Сережа снял рубашку, юбки, попробовал обмыться холодной водой, но показалось неприятно. Горячая слишком была горяча. Много времени он потратил, чтобы сообразить, что воду надо смешать. Что-то напевал, мурлыкал, подходил к стеклянной стенке и глядел, как работник вез в колымажке навоз под яблони. Наконец, с блаженным видом стал оттирать мылом свое тело – худенькое, желтое, со следами многих укусов. Когда через несколько времени к нему вошел рыжий мальчик лет десяти, с бойкой рожицей, – Сережа, тощий, с подведенными ребрами, как Иоанн Креститель, стоял в лохани, по колени в воде, и радостно улыбался. Он забыл лишь снять сапоги – так в них и мылся. Мальчик взглянул на него, прыснул, но все же помог.

Через четверть часа Сережа оделся – ему дали чистую рубашку; причесался, надел капот и пришел благодарить Василису Петровну. Увидев на комоде бумажные розы, он спросил, нельзя ли взять одну, на память.

– Моя покойная сестрица очень розы любила, – говорил он, прикладывая цветок к капору и глядясь в зеркало. – Как вы думаете, Василиса Петровна, мне желтая больше подойдет или красная?

– Да уж бери, бери, что там разговаривать.

Василиса Петровна вздохнула. Она вспомнила, что скоро будут делить у них скот и инвентарь. На глазах ее выступили слезы.

– Прощайте, – сказал Сережа. – Еще благодарю вас, Василиса Петровна. А теперь возьму палочку… мне идти надобно – некогда, некогда-с, Василиса Петровна.

– Да какие у тебя дела-то?

Василиса Петровна была права. Сравнительно с ней, чей день полон был заботами о скоте, индюшках, курах, пирогах, – Сережа мог считаться совершенно праздным.

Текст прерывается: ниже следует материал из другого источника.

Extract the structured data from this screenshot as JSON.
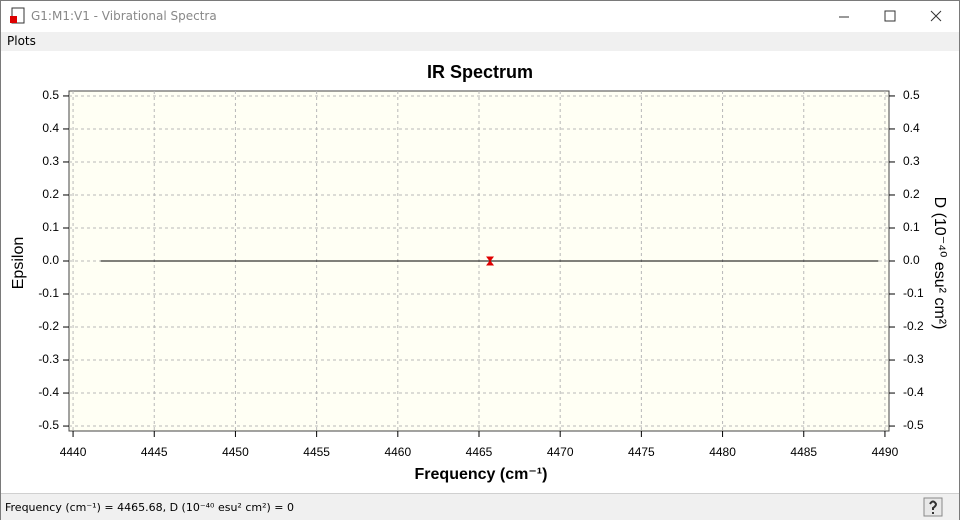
{
  "window": {
    "title": "G1:M1:V1 - Vibrational Spectra"
  },
  "menu": [
    "Plots"
  ],
  "chart_data": {
    "type": "line",
    "title": "IR Spectrum",
    "x_label": "Frequency (cm⁻¹)",
    "y_label": "Epsilon",
    "y2_label": "D (10⁻⁴⁰ esu² cm²)",
    "series": [
      {
        "color": "#000000",
        "x": [
          4441.7,
          4465.68,
          4489.6
        ],
        "values": [
          0,
          0,
          0
        ]
      }
    ],
    "peak": {
      "x": 4465.68,
      "value": 0,
      "color": "#e00000"
    },
    "xlim": [
      4439.75,
      4490.25
    ],
    "xticks": [
      4440,
      4445,
      4450,
      4455,
      4460,
      4465,
      4470,
      4475,
      4480,
      4485,
      4490
    ],
    "ylim": [
      -0.515,
      0.515
    ],
    "yticks": [
      -0.5,
      -0.4,
      -0.3,
      -0.2,
      -0.1,
      {
        "value": 0,
        "label": "0.0"
      },
      0.1,
      0.2,
      0.3,
      0.4,
      0.5
    ],
    "y2lim": [
      -0.515,
      0.515
    ],
    "y2ticks": [
      -0.5,
      -0.4,
      -0.3,
      -0.2,
      -0.1,
      {
        "value": 0,
        "label": "0.0"
      },
      0.1,
      0.2,
      0.3,
      0.4,
      0.5
    ],
    "grid": true,
    "background": "#fffff4"
  },
  "status_bar": {
    "text": "Frequency (cm⁻¹) = 4465.68, D (10⁻⁴⁰ esu² cm²) = 0"
  }
}
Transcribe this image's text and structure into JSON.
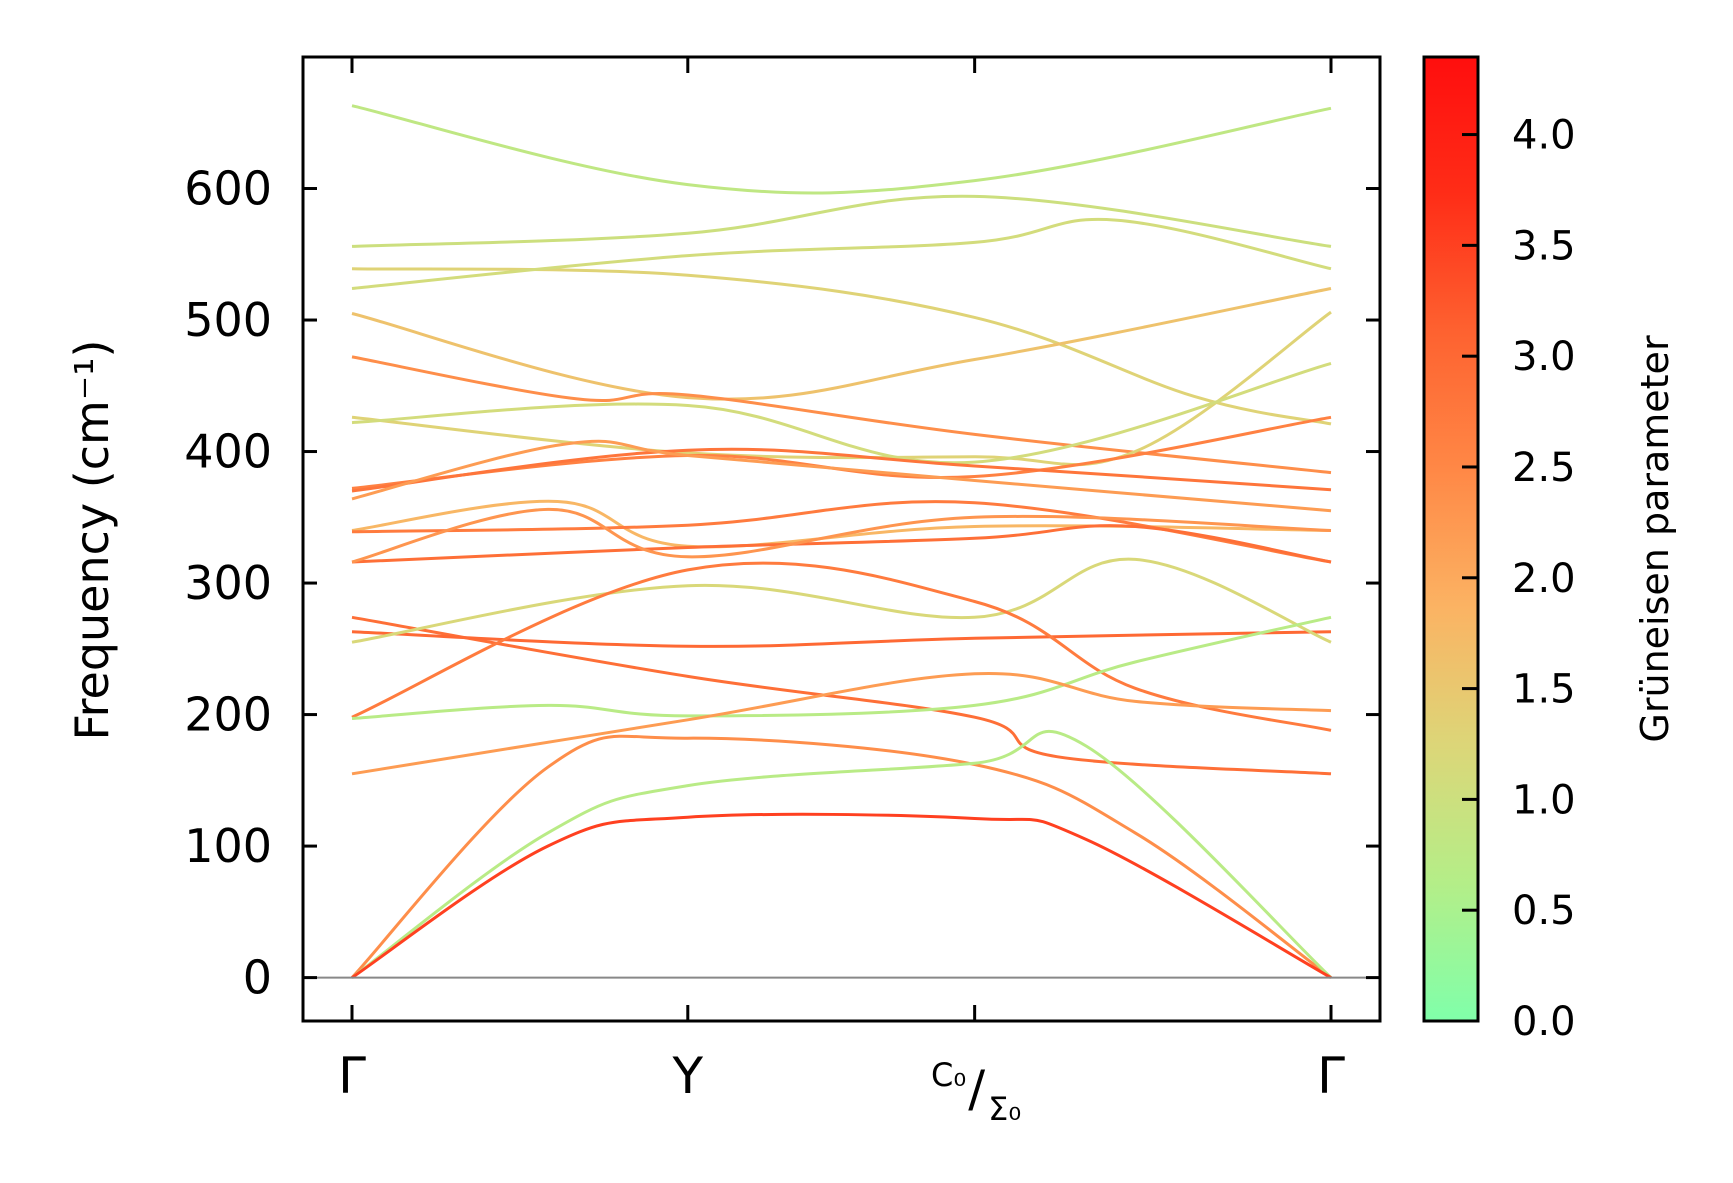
{
  "chart_data": {
    "type": "line",
    "subtype": "phonon-band-structure",
    "ylabel": "Frequency (cm⁻¹)",
    "ylim": [
      -33,
      700
    ],
    "yticks": [
      0,
      100,
      200,
      300,
      400,
      500,
      600
    ],
    "x_ticks": [
      {
        "label": "Γ",
        "x": 0.0
      },
      {
        "label": "Y",
        "x": 0.343
      },
      {
        "label": "C₀/Σ₀",
        "x": 0.636
      },
      {
        "label": "Γ",
        "x": 1.0
      }
    ],
    "grid": false,
    "zero_line": true,
    "colorbar": {
      "label": "Grüneisen parameter",
      "range": [
        0.0,
        4.35
      ],
      "ticks": [
        "0.0",
        "0.5",
        "1.0",
        "1.5",
        "2.0",
        "2.5",
        "3.0",
        "3.5",
        "4.0"
      ],
      "colormap": [
        "#80ffaa",
        "#b4ee88",
        "#dcd678",
        "#fbb363",
        "#ff8846",
        "#fe6230",
        "#ff2d17",
        "#ff0e0e"
      ]
    },
    "series": [
      {
        "points": [
          [
            0,
            663
          ],
          [
            0.343,
            603
          ],
          [
            0.636,
            606
          ],
          [
            1,
            661
          ]
        ],
        "gamma": 0.8
      },
      {
        "points": [
          [
            0,
            556
          ],
          [
            0.343,
            566
          ],
          [
            0.636,
            594
          ],
          [
            1,
            556
          ]
        ],
        "gamma": 1.0
      },
      {
        "points": [
          [
            0,
            539
          ],
          [
            0.343,
            534
          ],
          [
            0.636,
            502
          ],
          [
            0.86,
            442
          ],
          [
            1,
            421
          ]
        ],
        "gamma": 1.3
      },
      {
        "points": [
          [
            0,
            524
          ],
          [
            0.343,
            549
          ],
          [
            0.636,
            559
          ],
          [
            0.78,
            576
          ],
          [
            1,
            539
          ]
        ],
        "gamma": 1.1
      },
      {
        "points": [
          [
            0,
            505
          ],
          [
            0.343,
            441
          ],
          [
            0.636,
            470
          ],
          [
            1,
            524
          ]
        ],
        "gamma": 1.6
      },
      {
        "points": [
          [
            0,
            472
          ],
          [
            0.23,
            440
          ],
          [
            0.343,
            443
          ],
          [
            0.636,
            413
          ],
          [
            1,
            384
          ]
        ],
        "gamma": 2.4
      },
      {
        "points": [
          [
            0,
            426
          ],
          [
            0.343,
            399
          ],
          [
            0.636,
            396
          ],
          [
            0.8,
            400
          ],
          [
            1,
            506
          ]
        ],
        "gamma": 1.3
      },
      {
        "points": [
          [
            0,
            422
          ],
          [
            0.343,
            435
          ],
          [
            0.636,
            392
          ],
          [
            1,
            467
          ]
        ],
        "gamma": 1.1
      },
      {
        "points": [
          [
            0,
            372
          ],
          [
            0.343,
            397
          ],
          [
            0.636,
            381
          ],
          [
            1,
            426
          ]
        ],
        "gamma": 2.6
      },
      {
        "points": [
          [
            0,
            370
          ],
          [
            0.343,
            401
          ],
          [
            0.636,
            389
          ],
          [
            1,
            371
          ]
        ],
        "gamma": 2.8
      },
      {
        "points": [
          [
            0,
            364
          ],
          [
            0.22,
            406
          ],
          [
            0.343,
            397
          ],
          [
            0.636,
            378
          ],
          [
            1,
            355
          ]
        ],
        "gamma": 2.2
      },
      {
        "points": [
          [
            0,
            340
          ],
          [
            0.21,
            362
          ],
          [
            0.343,
            328
          ],
          [
            0.636,
            343
          ],
          [
            1,
            340
          ]
        ],
        "gamma": 1.8
      },
      {
        "points": [
          [
            0,
            339
          ],
          [
            0.343,
            344
          ],
          [
            0.636,
            361
          ],
          [
            1,
            316
          ]
        ],
        "gamma": 2.7
      },
      {
        "points": [
          [
            0,
            316
          ],
          [
            0.343,
            327
          ],
          [
            0.636,
            334
          ],
          [
            0.8,
            343
          ],
          [
            1,
            316
          ]
        ],
        "gamma": 2.9
      },
      {
        "points": [
          [
            0,
            316
          ],
          [
            0.2,
            356
          ],
          [
            0.343,
            320
          ],
          [
            0.636,
            350
          ],
          [
            1,
            340
          ]
        ],
        "gamma": 2.3
      },
      {
        "points": [
          [
            0,
            274
          ],
          [
            0.343,
            229
          ],
          [
            0.636,
            198
          ],
          [
            0.72,
            168
          ],
          [
            1,
            155
          ]
        ],
        "gamma": 2.9
      },
      {
        "points": [
          [
            0,
            263
          ],
          [
            0.343,
            252
          ],
          [
            0.636,
            258
          ],
          [
            1,
            263
          ]
        ],
        "gamma": 3.0
      },
      {
        "points": [
          [
            0,
            255
          ],
          [
            0.343,
            298
          ],
          [
            0.636,
            274
          ],
          [
            0.8,
            318
          ],
          [
            1,
            255
          ]
        ],
        "gamma": 1.2
      },
      {
        "points": [
          [
            0,
            198
          ],
          [
            0.343,
            310
          ],
          [
            0.636,
            286
          ],
          [
            0.8,
            220
          ],
          [
            1,
            188
          ]
        ],
        "gamma": 2.7
      },
      {
        "points": [
          [
            0,
            197
          ],
          [
            0.2,
            207
          ],
          [
            0.343,
            199
          ],
          [
            0.636,
            207
          ],
          [
            0.8,
            240
          ],
          [
            1,
            274
          ]
        ],
        "gamma": 0.7
      },
      {
        "points": [
          [
            0,
            155
          ],
          [
            0.343,
            196
          ],
          [
            0.636,
            231
          ],
          [
            0.8,
            210
          ],
          [
            1,
            203
          ]
        ],
        "gamma": 2.2
      },
      {
        "points": [
          [
            0,
            0
          ],
          [
            0.2,
            160
          ],
          [
            0.343,
            182
          ],
          [
            0.636,
            162
          ],
          [
            0.8,
            110
          ],
          [
            1,
            0
          ]
        ],
        "gamma": 2.4
      },
      {
        "points": [
          [
            0,
            0
          ],
          [
            0.2,
            110
          ],
          [
            0.343,
            146
          ],
          [
            0.636,
            163
          ],
          [
            0.75,
            176
          ],
          [
            1,
            0
          ]
        ],
        "gamma": 0.7
      },
      {
        "points": [
          [
            0,
            0
          ],
          [
            0.2,
            100
          ],
          [
            0.343,
            122
          ],
          [
            0.636,
            121
          ],
          [
            0.75,
            105
          ],
          [
            1,
            0
          ]
        ],
        "gamma": 3.5
      }
    ]
  }
}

Он спустился вниз. Собаки залаяли. Но он их не боялся. Да и они не отнеслись к нему всерьез. И он двинулся по деревне, мимо пруда.

II

Был апрель, время ранней весны, когда едва поля обсохли, снег в оврагах не дотаял, пригреваются взгорья, затянутые сероватой пленкой. Появилась крапива да тонкие, изумрудные иглы гусиной травки. По дорогам пустынно; если крестьянин встретится – чаще верхом, на нечищеной, патлатой и голодной лошаденке. Но уж тепло; нежно голубеет небо, бледно-размыты зеленоватые зеленя. И еще несколько дней, скот, пасущийся по парам, станет кой-что доставать.

Церковь в селе Никонове, куда брел Сережа, стояла в стороне, за барским садом. За церковной оградой, с плитами памятников, начинался осинник, сейчас еще голый, серо-зеленоватый; там влажно, кой-где лютик желтеет да белеет снег. На паперти ярко-красной церкви с зеленым верхом стояли бабы, девушки, несколько стариков. Человек с прямым пробором, примасленными, блестящими волосами – не вымерший еще русский тип – отворял ворота в ограду, всматривался в дорогу между садами, хлопотал – видимо, принимал близкое участие. На колокольне перезванивали. Могильщики, здоровые парни в солдатских гимнастерках, с завитыми челками, кончали могилу. Желтая земля ярко выступала на снегу.

Сережа пробрался к бабам, тоже смотрел, улыбался, иногда бормотал про себя.

Высокий помещик, с седыми усами и огромными руками, в поддевке, сказал полковнику, указывая на него:

– А ведь богатейший был человек!

Полковник, бритый, с. небольшим бобриком, ястребиным носом, несмотря на изгнание, походил еще на множество полковников.

– Помешанный? – спросил он рассеянно.